How pervasive is this problem? During my father's lifetime, the production of plastic increased from one million tons to 300 million tons annually. It is now estimated that three to five million tons of plastic waste end up discarded in nature every year. This plastic won't go away; it is gradually broken up into smaller and smaller parts. A plastic Coke bottle turns into as many as 10,000 plastic fragments over time. Lots of time.
Pedro studied the pieces on the millimeter grid page. He folded the sheet with its contents, put it in an envelope, marked it "Norwegian Institute for Water Research", and added the sample number, the date, and the position.
I was remembering all the trash that covered the banks of the Quevedo River, a river that Thor Heyerdahl had described as a tropical paradise in 1947. I said, "When we floated these logs down the river in Ecuador in March a year ago, several times we saw people along the riverbank just throwing their waste into the river. Much of the oceans’ plastic comes from the big rivers in Asia, Africa, and South America."
Eric was, as usual, fishing while we sat on the roof. Andrey and I were sometimes a little embarrassed that we did not contribute more to the fishing. But it was usually a fruitless exercise. We were not as optimistic as Erik who currently had his shift from 6 to 8 PM. I said, "And right now, we're sitting here hungry as hell with no fish caught this day – only plastic!”

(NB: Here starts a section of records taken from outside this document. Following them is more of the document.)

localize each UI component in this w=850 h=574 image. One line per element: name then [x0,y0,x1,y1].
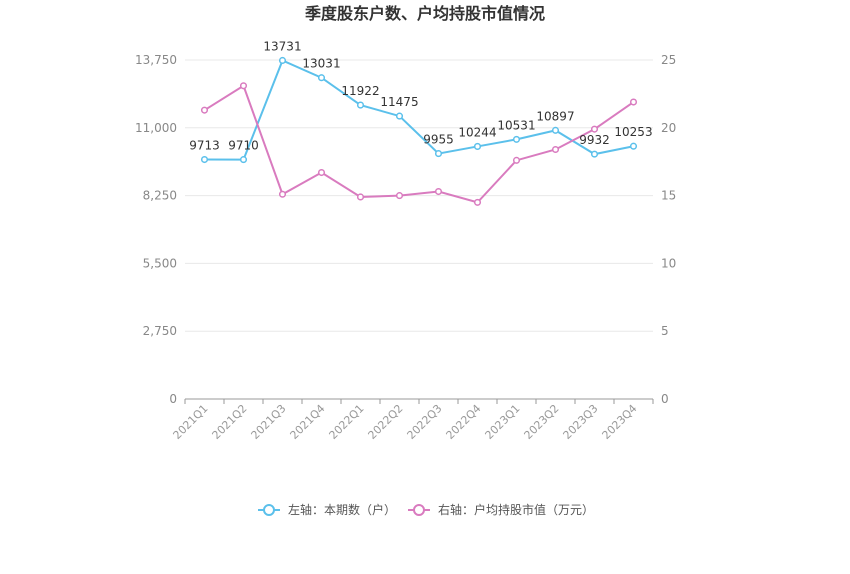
chart-title: 季度股东户数、户均持股市值情况 [304,4,545,23]
legend-label: 右轴：户均持股市值（万元） [438,502,594,517]
x-tick-label: 2023Q2 [522,402,562,442]
series-1-point [551,126,560,134]
y-left-tick-label: 13,750 [135,53,177,67]
data-label: 13731 [263,39,301,53]
y-left-tick-label: 5,500 [143,256,177,270]
y-left-tick-label: 2,750 [143,324,177,338]
series-1-point [434,150,443,158]
series-2-point [551,145,560,154]
legend-item-2[interactable]: 右轴：户均持股市值（万元） [408,502,594,517]
legend[interactable]: 左轴：本期数（户） 右轴：户均持股市值（万元） [258,502,594,517]
series-1-point [278,56,287,65]
y-right-tick-label: 5 [661,324,669,338]
x-tick-label: 2023Q1 [483,402,523,442]
series-2-point [629,98,638,106]
data-label: 10531 [497,118,535,132]
series-1-point [512,135,521,143]
x-tick-label: 2022Q1 [327,402,367,442]
grid [185,59,653,332]
series-1-point [590,150,599,158]
series-2-point [278,190,287,198]
series-2-point [200,106,209,114]
data-label: 11922 [341,84,379,98]
series-2-point [590,125,599,133]
series-2-point [512,156,521,164]
data-label: 10897 [536,109,574,123]
x-tick-label: 2021Q3 [249,402,289,442]
series-line-2 [203,84,635,204]
data-label: 9710 [228,139,259,153]
axes: 0 2,750 5,500 8,250 11,000 13,750 0 5 10 15 20 25 20… [135,53,676,442]
x-tick-label: 2021Q1 [171,402,211,442]
series-1-point [200,155,209,164]
series-1-point [239,156,248,164]
series-2-point [395,192,404,200]
series-2-point [473,198,482,206]
y-right-tick-label: 15 [661,189,676,203]
series-1-point [317,74,326,82]
series-2-point [434,187,443,196]
y-right-tick-label: 0 [661,392,669,406]
series-2-point [239,82,248,90]
x-tick-label: 2023Q4 [600,402,640,442]
x-tick-label: 2022Q3 [405,402,445,442]
x-tick-label: 2023Q3 [561,402,601,442]
legend-swatch-marker [413,504,425,516]
legend-swatch-marker [263,504,275,516]
y-right-tick-label: 25 [661,53,676,67]
data-label: 9955 [423,133,454,147]
legend-label: 左轴：本期数（户） [288,502,396,517]
series-line-1 [204,59,634,161]
x-tick-label: 2021Q4 [288,402,328,442]
series-2-point [317,168,326,177]
data-label: 13031 [302,57,340,71]
data-label: 10244 [458,125,496,139]
y-right-tick-label: 10 [661,256,676,270]
x-tick-label: 2021Q2 [210,402,250,442]
y-left-tick-label: 11,000 [135,121,177,135]
y-left-tick-label: 8,250 [143,189,177,203]
data-label: 11475 [380,95,418,109]
series-1-point [395,112,404,120]
series-1-point [473,142,482,150]
x-tick-label: 2022Q4 [444,402,484,442]
data-label: 10253 [614,125,652,139]
y-right-tick-label: 20 [661,121,676,135]
series-1-point [629,142,638,150]
series-1-point [356,101,365,109]
y-left-tick-label: 0 [169,392,177,406]
x-tick-label: 2022Q2 [366,402,406,442]
data-label: 9713 [189,139,220,153]
series-layer [200,56,638,206]
data-label: 9932 [579,133,610,147]
series-2-point [356,193,365,201]
legend-item-1[interactable]: 左轴：本期数（户） [258,502,396,517]
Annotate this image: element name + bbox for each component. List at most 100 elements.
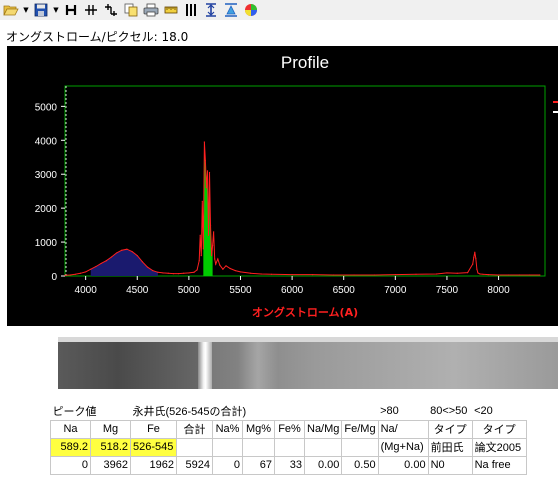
- results-table: ピーク値 永井氏(526-545の合計) >80 80<>50 <20 Na M…: [50, 402, 527, 475]
- nagai-heading: 永井氏(526-545の合計): [130, 402, 342, 421]
- data-point: [105, 260, 107, 262]
- data-point: [213, 231, 215, 233]
- data-point: [475, 257, 477, 259]
- value-na-ratio-cell: 0.00: [377, 455, 429, 475]
- y-tick-label: 5000: [35, 102, 58, 113]
- data-point: [131, 250, 133, 253]
- value-na-pct-cell: 0: [212, 455, 243, 475]
- data-point: [477, 272, 479, 274]
- col-fe: Fe: [130, 419, 177, 439]
- data-point: [205, 187, 208, 189]
- data-point: [198, 260, 200, 262]
- data-point: [229, 267, 231, 270]
- col-total: 合計: [176, 419, 213, 439]
- flip-icon[interactable]: [222, 1, 240, 19]
- open-folder-icon[interactable]: [2, 1, 20, 19]
- save-icon[interactable]: [32, 1, 50, 19]
- bars-icon[interactable]: [182, 1, 200, 19]
- data-point: [508, 274, 510, 276]
- x-tick-label: 6500: [333, 285, 356, 296]
- dropdown-arrow-icon[interactable]: ▼: [23, 6, 29, 14]
- empty-cell: [212, 437, 243, 457]
- lt20-heading: <20: [472, 402, 527, 421]
- data-point: [215, 263, 217, 265]
- data-point: [436, 273, 438, 275]
- data-point: [446, 272, 448, 274]
- data-point: [90, 268, 92, 270]
- data-point: [222, 268, 224, 270]
- data-point: [225, 265, 227, 267]
- fill-region-left: [90, 249, 158, 276]
- data-point: [79, 272, 82, 274]
- data-point: [74, 273, 76, 275]
- x-tick-label: 5000: [178, 285, 201, 296]
- data-point: [110, 256, 113, 258]
- profile-chart-svg: Profile 0 1000 2000 3000 4000 5000 4000 4500 5000…: [35, 53, 558, 319]
- data-point: [332, 274, 334, 276]
- empty-cell: [341, 437, 379, 457]
- data-point: [239, 271, 242, 273]
- y-tick-label: 3000: [35, 170, 58, 181]
- x-tick-label: 4000: [75, 285, 98, 296]
- h-icon[interactable]: [62, 1, 80, 19]
- data-point: [167, 272, 169, 274]
- value-fe-cell: 1962: [130, 455, 177, 475]
- data-point: [472, 263, 474, 265]
- value-mg-pct-cell: 67: [242, 455, 275, 475]
- data-point: [260, 273, 262, 275]
- data-point: [203, 141, 205, 143]
- data-point: [474, 251, 476, 253]
- value-na-cell: 0: [50, 455, 91, 475]
- peak-na-cell: 589.2: [50, 437, 91, 457]
- ruler-icon[interactable]: [162, 1, 180, 19]
- copy-icon[interactable]: [122, 1, 140, 19]
- empty-cell: [176, 437, 213, 457]
- print-icon[interactable]: [142, 1, 160, 19]
- color-wheel-icon[interactable]: [242, 1, 260, 19]
- value-type2-cell: Na free: [471, 455, 527, 475]
- align-icon[interactable]: [202, 1, 220, 19]
- data-point: [456, 272, 458, 274]
- data-point: [136, 255, 138, 257]
- data-point: [219, 264, 221, 266]
- col-mg: Mg: [90, 419, 131, 439]
- peak-fe-cell: 526-545: [130, 437, 177, 457]
- plot-frame: [64, 85, 546, 277]
- data-point: [518, 274, 520, 276]
- data-point: [466, 272, 469, 274]
- y-tick-label: 0: [51, 272, 57, 283]
- data-point: [201, 200, 203, 202]
- dropdown-arrow-icon[interactable]: ▼: [53, 6, 59, 14]
- data-point: [374, 274, 376, 276]
- results-table-area: ピーク値 永井氏(526-545の合計) >80 80<>50 <20 Na M…: [0, 402, 558, 480]
- type2-label-cell: 論文2005: [471, 437, 527, 457]
- data-point: [141, 261, 144, 263]
- data-point: [207, 234, 210, 236]
- x-tick-label: 6000: [281, 285, 304, 296]
- data-point: [270, 273, 273, 275]
- peak-heading: ピーク値: [50, 402, 131, 421]
- data-point: [208, 171, 211, 174]
- y-tick-label: 1000: [35, 238, 58, 249]
- x-tick-label: 5500: [229, 285, 252, 296]
- merge-icon[interactable]: [102, 1, 120, 19]
- col-fe-mg: Fe/Mg: [341, 419, 379, 439]
- profile-series-line: [64, 141, 540, 276]
- empty-cell: [242, 437, 275, 457]
- chart-title: Profile: [281, 53, 329, 72]
- data-point: [415, 273, 417, 275]
- data-point: [146, 266, 149, 268]
- col-na-ratio: Na/: [377, 419, 429, 439]
- data-point: [202, 248, 204, 250]
- data-point: [157, 271, 159, 273]
- data-point: [539, 274, 541, 276]
- data-point: [193, 271, 195, 273]
- data-point: [64, 274, 66, 276]
- data-point: [95, 265, 97, 268]
- split-icon[interactable]: [82, 1, 100, 19]
- data-point: [85, 271, 87, 273]
- spectrum-image-strip: [58, 337, 558, 389]
- data-point: [353, 274, 355, 276]
- value-total-cell: 5924: [176, 455, 213, 475]
- data-point: [69, 274, 71, 276]
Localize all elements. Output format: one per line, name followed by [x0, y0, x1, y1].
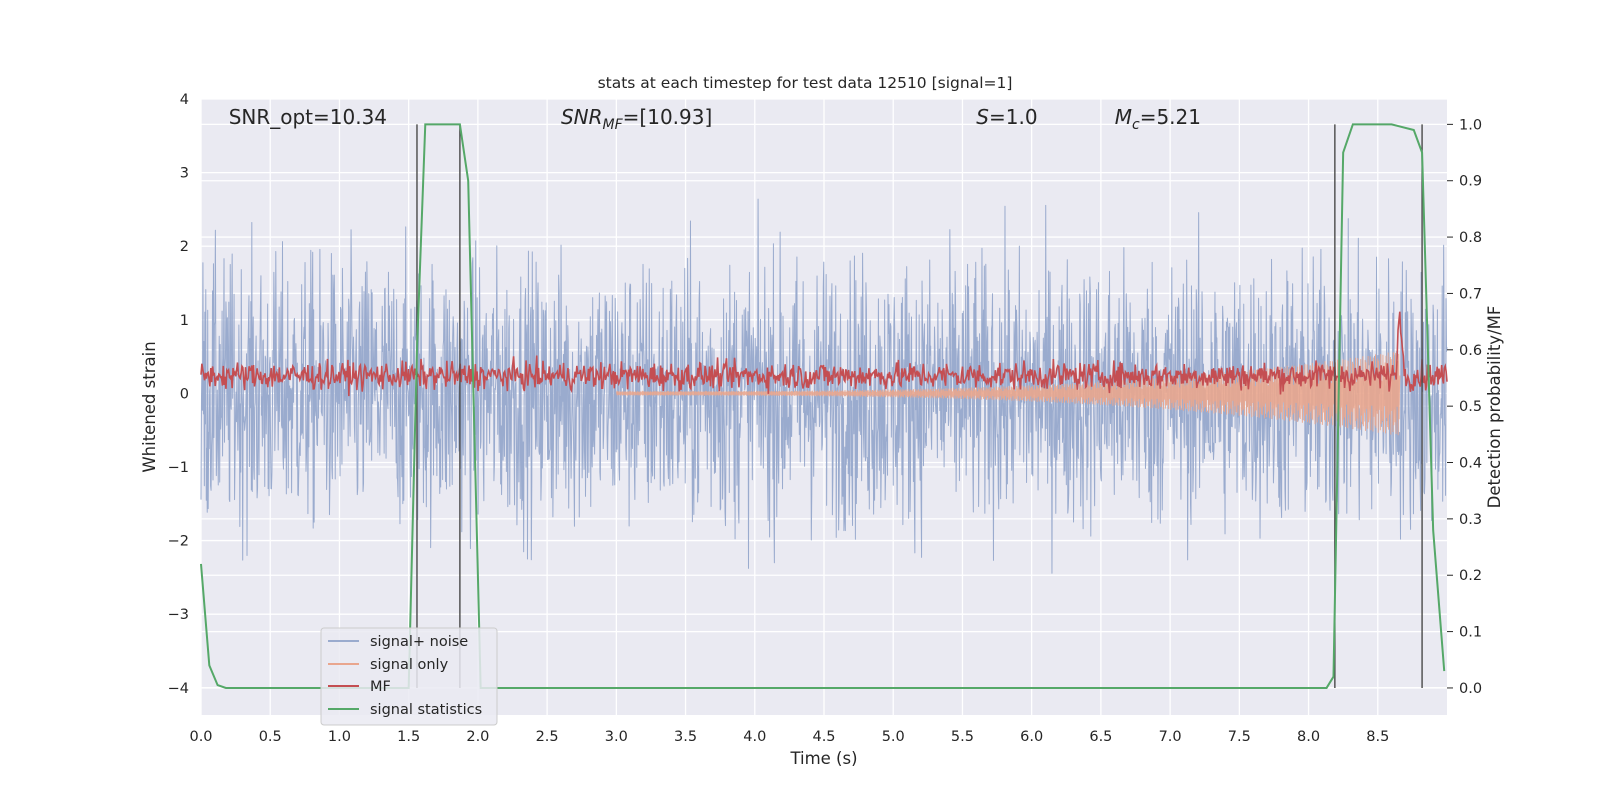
left-tick-label: 1 [180, 313, 189, 329]
left-tick-label: −1 [168, 460, 189, 476]
right-tick-label: 0.0 [1459, 681, 1482, 697]
right-tick-label: 0.4 [1459, 456, 1482, 472]
x-tick-label: 7.5 [1228, 729, 1251, 745]
x-tick-label: 7.0 [1159, 729, 1182, 745]
legend-label-signal-statistics: signal statistics [370, 702, 482, 718]
annotation-2: S=1.0 [976, 105, 1037, 129]
x-tick-label: 5.5 [951, 729, 974, 745]
x-tick-label: 0.0 [189, 729, 212, 745]
right-axis-ticks: 1.0 0.9 0.8 0.7 0.6 0.5 0.4 0.3 0.2 0.1 0.0 [1447, 117, 1482, 697]
x-tick-label: 1.0 [328, 729, 351, 745]
signal-noise-series [200, 198, 1448, 574]
left-tick-label: 4 [180, 92, 189, 108]
legend-label-mf: MF [370, 679, 391, 695]
left-tick-label: −3 [168, 607, 189, 623]
right-tick-label: 0.2 [1459, 568, 1482, 584]
signal-statistics-series [200, 123, 1446, 689]
x-axis-ticks: 0.0 0.5 1.0 1.5 2.0 2.5 3.0 3.5 4.0 4.5 5.0 5.5 6.0 6… [189, 729, 1389, 745]
annotation-3: Mc=5.21 [1115, 105, 1201, 133]
right-tick-label: 0.5 [1459, 399, 1482, 415]
x-tick-label: 2.0 [466, 729, 489, 745]
right-tick-label: 0.3 [1459, 512, 1482, 528]
chart-title: stats at each timestep for test data 125… [598, 74, 1013, 92]
right-tick-label: 0.1 [1459, 625, 1482, 641]
signal-statistics-line [200, 123, 1446, 689]
x-tick-label: 6.0 [1020, 729, 1043, 745]
x-tick-label: 3.0 [605, 729, 628, 745]
right-tick-label: 0.9 [1459, 174, 1482, 190]
right-tick-label: 0.6 [1459, 343, 1482, 359]
right-tick-label: 1.0 [1459, 117, 1482, 133]
x-tick-label: 4.5 [812, 729, 835, 745]
left-tick-label: 0 [180, 386, 189, 402]
x-tick-label: 8.0 [1297, 729, 1320, 745]
x-tick-label: 8.5 [1366, 729, 1389, 745]
left-tick-label: 3 [180, 166, 189, 182]
legend: signal+ noise signal only MF signal stat… [320, 627, 498, 726]
x-tick-label: 2.5 [536, 729, 559, 745]
left-tick-label: −4 [168, 681, 189, 697]
right-axis-label: Detection probability/MF [1485, 306, 1504, 509]
annotation-0: SNR_opt=10.34 [229, 105, 387, 129]
legend-box [320, 627, 498, 726]
mf-line [200, 311, 1448, 397]
x-tick-label: 5.0 [882, 729, 905, 745]
left-axis-label: Whitened strain [140, 341, 159, 472]
signal-noise-line [200, 198, 1448, 574]
right-tick-label: 0.8 [1459, 230, 1482, 246]
x-tick-label: 1.5 [397, 729, 420, 745]
left-tick-label: 2 [180, 239, 189, 255]
legend-label-signal-only: signal only [370, 657, 449, 673]
mf-series [200, 311, 1448, 397]
x-tick-label: 4.0 [743, 729, 766, 745]
annotations: SNR_opt=10.34 SNRMF=[10.93] S=1.0 Mc=5.21 [229, 105, 1201, 133]
legend-label-signal-noise: signal+ noise [370, 634, 468, 650]
right-tick-label: 0.7 [1459, 286, 1482, 302]
x-tick-label: 3.5 [674, 729, 697, 745]
x-tick-label: 6.5 [1089, 729, 1112, 745]
event-lines [416, 124, 1423, 688]
left-tick-label: −2 [168, 534, 189, 550]
left-axis-ticks: 4 3 2 1 0 −1 −2 −3 −4 [168, 92, 189, 697]
x-tick-label: 0.5 [259, 729, 282, 745]
annotation-1: SNRMF=[10.93] [561, 105, 712, 133]
x-axis-label: Time (s) [789, 749, 857, 768]
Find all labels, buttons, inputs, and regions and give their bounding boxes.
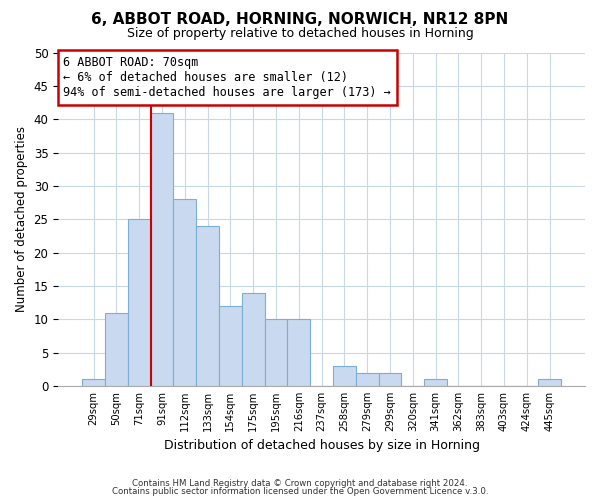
Bar xyxy=(151,112,173,386)
Text: 6 ABBOT ROAD: 70sqm
← 6% of detached houses are smaller (12)
94% of semi-detache: 6 ABBOT ROAD: 70sqm ← 6% of detached hou… xyxy=(64,56,391,99)
Bar xyxy=(356,372,379,386)
X-axis label: Distribution of detached houses by size in Horning: Distribution of detached houses by size … xyxy=(164,440,479,452)
Bar xyxy=(287,319,310,386)
Bar xyxy=(196,226,219,386)
Text: Size of property relative to detached houses in Horning: Size of property relative to detached ho… xyxy=(127,28,473,40)
Text: Contains public sector information licensed under the Open Government Licence v.: Contains public sector information licen… xyxy=(112,487,488,496)
Bar xyxy=(379,372,401,386)
Bar xyxy=(242,292,265,386)
Bar xyxy=(173,199,196,386)
Bar xyxy=(128,219,151,386)
Bar xyxy=(424,380,447,386)
Y-axis label: Number of detached properties: Number of detached properties xyxy=(15,126,28,312)
Bar xyxy=(333,366,356,386)
Bar xyxy=(538,380,561,386)
Bar xyxy=(105,312,128,386)
Bar xyxy=(82,380,105,386)
Text: Contains HM Land Registry data © Crown copyright and database right 2024.: Contains HM Land Registry data © Crown c… xyxy=(132,478,468,488)
Bar xyxy=(219,306,242,386)
Text: 6, ABBOT ROAD, HORNING, NORWICH, NR12 8PN: 6, ABBOT ROAD, HORNING, NORWICH, NR12 8P… xyxy=(91,12,509,28)
Bar xyxy=(265,319,287,386)
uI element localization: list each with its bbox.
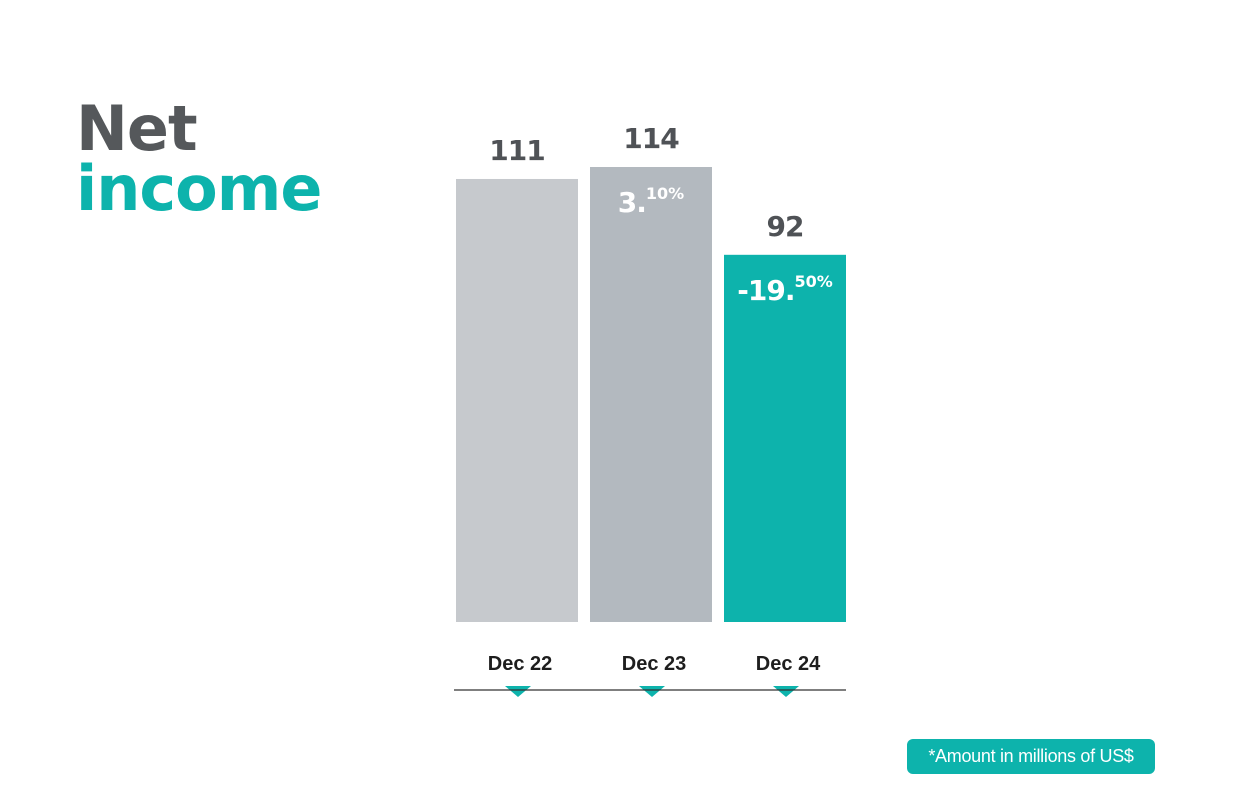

During the planning stage of Kon-Tiki2, I read some of the research on this topic and decided to include plastic collection as we went drifting across the Pacific. A raft is perfect for the purpose. We sail slowly, for a long time, and always very near the surface of the sea we are studying. A normal boat needs a crane to hoist the manta trawl into the sea. We just needed a muscle man like Erik - or Jostein, who had the job on the first leg.
I had learned that the plastic we were floating through is also a kind of magnet or glue for other chemicals found in the sea, such as the pollution that comes from agricultural waste and detergent runoff. Microplastics are a perfect carrier for dangerous chemicals that are even smaller molecules, such as flame retardants and pesticides. A recent study showed that there is microplastic in the stomachs of one out of four fish bought at the fish market. We don't eat the stomachs themselves but they contribute to the pesticides found in the edible flesh. There is microplastic in one of three oysters which get their food by straining seawater containing the microplastics; in mussels, it is even worse.
So, what does all this say about us? How will the people of the future judge us?
I remembered a meeting with oceanographers Curtis Ebbesmeyer and Jim Ingraham. We were in Alaska on a veranda overlooking gigantic Sitka spruces, trees over a hundred meters tall. In that pristine and peaceful setting, Curtis said something quite disturbing. I will never forget his words.
"For centuries, historians and archaeologists have defined periods of human history by the technologies or materials that made the greatest impact on society—like the Stone Age, Bronze Age, or Iron Age.
“Imagine that, in the distant future, entrepreneurs like you will dig deep into the earth and find the layers that may best define our current period within the Anthropocene. And then, after an archaeological study of the evidence, they will find that most of it is plastic. And they all will wonder; the foremost of them will have the honor of calling our age ‘The Plastic Age’ ".